1. A coating apparatus, comprising:

a first coating element;

a second coating element;

an isolating element comprising a main chamber and at least one secondary chamber communicating with the main chamber, wherein the first coating element is connected to one end of the isolating element via the main chamber, and the second coating element is connected to an opposite end of the isolating element via the main chamber;

at least one isolating block, wherein each of the at least one isolating block is received in one of the at least one secondary chamber; and

at least one linear driving element, wherein each of the at least one linear driving element is mounted in one of the at least one secondary chamber and connected to one of the at least one isolating block, the driving element is able to drive the at least one isolating block to move into the main chamber and further to drive the isolating blocks to move out of the main chamber.

2. The coating apparatus as described in claim 1 further comprising a substrate holder, wherein the first coating element defines a first receiving space, the second coating element defines a second receiving space, the main chamber communicates with the first receiving space and the second receiving space, the substrate holder is able to move inside the first receiving space, the second receiving space, and the main chamber.

3. The coating apparatus as described in claim 2 further comprising a first threaded pole and a second threaded pole, wherein the first threaded pole is mounted in the first receiving space and extends along an axis of the first coating element, the second threaded pole is mounted in the second receiving space and extends along an axis of the second coating element, the substrate holder defines a threaded hole, the substrate holder is connected to the first coating element via the engagement of the first threaded pole in the threaded hole, and the substrate holder is connected to the second coating element via the engagement of the second threaded pole in the threaded hole.

4. The coating apparatus as described in claim 3 further comprising at least one first telescoping pole and at least one second telescoping pole, wherein the at least one first telescoping pole is mounted in the first receiving space and is able to telescope out and withdraw along the axis of the first coating element, the at least one second telescoping pole is mounted in the second receiving space and is able to telescope out and withdraw along the axis of the second coating element, the substrate holder defines at least one fixing hole, each of the at least one first telescoping pole is able to telescope out to extend through one of the at least one fixing hole, and each of the at least one second telescoping pole is able to telescope out to extend through one of the at least one fixing hole.

5. The coating apparatus as described in claim 2, wherein the first receiving space defines at least one first slot, the second receiving space defines at least one second slot, the at least one first slot and the at least one second slot are configured to receive coating material.

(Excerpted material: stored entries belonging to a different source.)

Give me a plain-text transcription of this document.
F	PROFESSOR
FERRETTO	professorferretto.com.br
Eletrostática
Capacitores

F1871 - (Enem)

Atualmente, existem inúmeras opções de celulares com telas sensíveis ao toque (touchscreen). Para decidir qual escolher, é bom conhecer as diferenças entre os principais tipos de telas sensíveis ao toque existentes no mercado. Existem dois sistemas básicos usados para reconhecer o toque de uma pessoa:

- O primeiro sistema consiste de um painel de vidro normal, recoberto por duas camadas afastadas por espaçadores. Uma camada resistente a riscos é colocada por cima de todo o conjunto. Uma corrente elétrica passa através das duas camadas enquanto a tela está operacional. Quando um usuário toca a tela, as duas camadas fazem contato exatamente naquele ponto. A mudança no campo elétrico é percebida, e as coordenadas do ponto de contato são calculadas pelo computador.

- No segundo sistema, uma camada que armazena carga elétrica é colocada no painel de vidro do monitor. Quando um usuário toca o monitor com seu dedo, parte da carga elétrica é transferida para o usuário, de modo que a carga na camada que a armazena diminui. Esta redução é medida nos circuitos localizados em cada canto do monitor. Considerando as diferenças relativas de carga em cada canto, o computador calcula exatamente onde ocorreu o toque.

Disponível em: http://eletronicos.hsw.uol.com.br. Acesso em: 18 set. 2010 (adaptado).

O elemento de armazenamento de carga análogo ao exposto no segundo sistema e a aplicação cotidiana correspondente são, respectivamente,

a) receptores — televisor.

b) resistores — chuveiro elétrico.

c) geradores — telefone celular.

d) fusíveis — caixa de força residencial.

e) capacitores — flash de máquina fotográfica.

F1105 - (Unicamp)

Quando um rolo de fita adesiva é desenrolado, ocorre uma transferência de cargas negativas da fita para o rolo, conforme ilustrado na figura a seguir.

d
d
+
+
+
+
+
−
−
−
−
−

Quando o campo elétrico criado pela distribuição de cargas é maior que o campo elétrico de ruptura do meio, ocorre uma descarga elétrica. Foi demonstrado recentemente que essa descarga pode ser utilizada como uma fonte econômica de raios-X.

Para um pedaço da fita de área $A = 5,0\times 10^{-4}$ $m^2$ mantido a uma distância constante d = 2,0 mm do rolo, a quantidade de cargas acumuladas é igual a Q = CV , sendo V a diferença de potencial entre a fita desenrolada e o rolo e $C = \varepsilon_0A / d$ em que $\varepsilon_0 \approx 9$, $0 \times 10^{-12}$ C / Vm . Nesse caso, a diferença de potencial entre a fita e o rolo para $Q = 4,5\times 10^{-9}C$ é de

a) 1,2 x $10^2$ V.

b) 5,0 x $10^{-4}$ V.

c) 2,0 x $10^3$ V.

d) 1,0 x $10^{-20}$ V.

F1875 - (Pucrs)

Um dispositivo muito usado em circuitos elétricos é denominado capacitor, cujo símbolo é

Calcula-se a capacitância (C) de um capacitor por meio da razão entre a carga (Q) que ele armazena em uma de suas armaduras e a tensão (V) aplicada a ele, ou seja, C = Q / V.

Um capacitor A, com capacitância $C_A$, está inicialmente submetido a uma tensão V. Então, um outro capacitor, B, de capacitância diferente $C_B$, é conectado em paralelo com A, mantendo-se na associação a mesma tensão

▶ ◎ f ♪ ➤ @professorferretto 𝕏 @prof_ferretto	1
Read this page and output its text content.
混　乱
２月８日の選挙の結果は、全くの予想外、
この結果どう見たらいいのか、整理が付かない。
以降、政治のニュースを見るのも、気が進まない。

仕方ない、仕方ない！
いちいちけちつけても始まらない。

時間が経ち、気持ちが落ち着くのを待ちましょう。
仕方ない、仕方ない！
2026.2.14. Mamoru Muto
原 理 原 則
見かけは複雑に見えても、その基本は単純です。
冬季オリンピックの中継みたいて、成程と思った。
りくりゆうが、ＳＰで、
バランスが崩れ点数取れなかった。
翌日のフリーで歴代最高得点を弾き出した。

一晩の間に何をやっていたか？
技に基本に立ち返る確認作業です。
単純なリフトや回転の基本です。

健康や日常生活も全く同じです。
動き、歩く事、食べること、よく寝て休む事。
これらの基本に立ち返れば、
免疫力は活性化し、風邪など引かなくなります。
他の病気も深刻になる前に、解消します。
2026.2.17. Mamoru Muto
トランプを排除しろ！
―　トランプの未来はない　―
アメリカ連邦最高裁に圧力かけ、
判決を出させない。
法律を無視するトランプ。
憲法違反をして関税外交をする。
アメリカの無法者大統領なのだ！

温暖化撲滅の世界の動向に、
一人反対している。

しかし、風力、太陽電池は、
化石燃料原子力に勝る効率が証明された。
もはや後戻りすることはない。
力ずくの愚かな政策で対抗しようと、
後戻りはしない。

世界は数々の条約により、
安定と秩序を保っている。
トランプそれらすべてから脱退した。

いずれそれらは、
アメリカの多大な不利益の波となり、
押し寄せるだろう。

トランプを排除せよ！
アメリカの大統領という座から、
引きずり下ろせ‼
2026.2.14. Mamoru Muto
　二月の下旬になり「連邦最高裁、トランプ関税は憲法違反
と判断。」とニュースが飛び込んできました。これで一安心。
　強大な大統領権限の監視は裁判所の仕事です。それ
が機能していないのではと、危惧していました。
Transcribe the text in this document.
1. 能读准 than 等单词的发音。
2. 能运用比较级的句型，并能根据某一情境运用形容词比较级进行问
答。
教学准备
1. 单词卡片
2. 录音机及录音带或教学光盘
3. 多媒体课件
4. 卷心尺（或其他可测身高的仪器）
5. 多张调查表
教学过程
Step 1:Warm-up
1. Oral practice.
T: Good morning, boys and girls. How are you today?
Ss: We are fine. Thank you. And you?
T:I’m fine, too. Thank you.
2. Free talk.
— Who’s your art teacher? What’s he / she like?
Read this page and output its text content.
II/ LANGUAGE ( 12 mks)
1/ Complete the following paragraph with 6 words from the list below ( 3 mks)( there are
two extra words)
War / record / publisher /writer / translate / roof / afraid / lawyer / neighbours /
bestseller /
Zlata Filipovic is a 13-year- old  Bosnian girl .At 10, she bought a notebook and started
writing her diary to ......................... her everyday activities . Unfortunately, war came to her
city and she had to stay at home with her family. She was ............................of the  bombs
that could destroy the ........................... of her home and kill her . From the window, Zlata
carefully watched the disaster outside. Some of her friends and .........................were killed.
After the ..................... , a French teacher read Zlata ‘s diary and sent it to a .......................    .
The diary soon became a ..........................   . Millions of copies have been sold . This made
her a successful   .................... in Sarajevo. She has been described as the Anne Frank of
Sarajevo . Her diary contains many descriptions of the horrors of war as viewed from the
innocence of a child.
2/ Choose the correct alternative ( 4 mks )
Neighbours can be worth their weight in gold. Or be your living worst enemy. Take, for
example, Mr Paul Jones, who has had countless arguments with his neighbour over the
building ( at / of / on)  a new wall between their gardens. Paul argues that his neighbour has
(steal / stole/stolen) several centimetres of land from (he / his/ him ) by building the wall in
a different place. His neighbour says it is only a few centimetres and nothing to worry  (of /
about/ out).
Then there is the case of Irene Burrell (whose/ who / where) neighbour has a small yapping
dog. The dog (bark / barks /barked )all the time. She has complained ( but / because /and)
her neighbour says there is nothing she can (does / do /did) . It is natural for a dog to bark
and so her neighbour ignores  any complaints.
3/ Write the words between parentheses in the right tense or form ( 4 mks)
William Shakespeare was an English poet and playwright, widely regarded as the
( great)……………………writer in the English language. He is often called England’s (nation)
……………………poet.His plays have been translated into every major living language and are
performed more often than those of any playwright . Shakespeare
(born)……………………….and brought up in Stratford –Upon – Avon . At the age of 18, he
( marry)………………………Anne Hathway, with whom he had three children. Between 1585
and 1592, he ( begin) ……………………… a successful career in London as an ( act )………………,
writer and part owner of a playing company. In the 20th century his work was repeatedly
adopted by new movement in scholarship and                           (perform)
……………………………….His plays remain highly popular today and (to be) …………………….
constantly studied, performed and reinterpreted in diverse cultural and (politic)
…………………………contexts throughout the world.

6. The coating apparatus as described in claim 1, wherein the at least one secondary chamber comprises one secondary chamber, the at least one isolating block comprises at least one isolating block, the shape of the at least one secondary chamber is the same as that of the main chamber and the at least one isolating block.

7. The coating apparatus as described in claim 1, wherein the at least one secondary chamber comprises a pair of secondary chambers, the at least one isolating block comprises a pair of isolating blocks, the main chamber is arranged between the secondary chambers.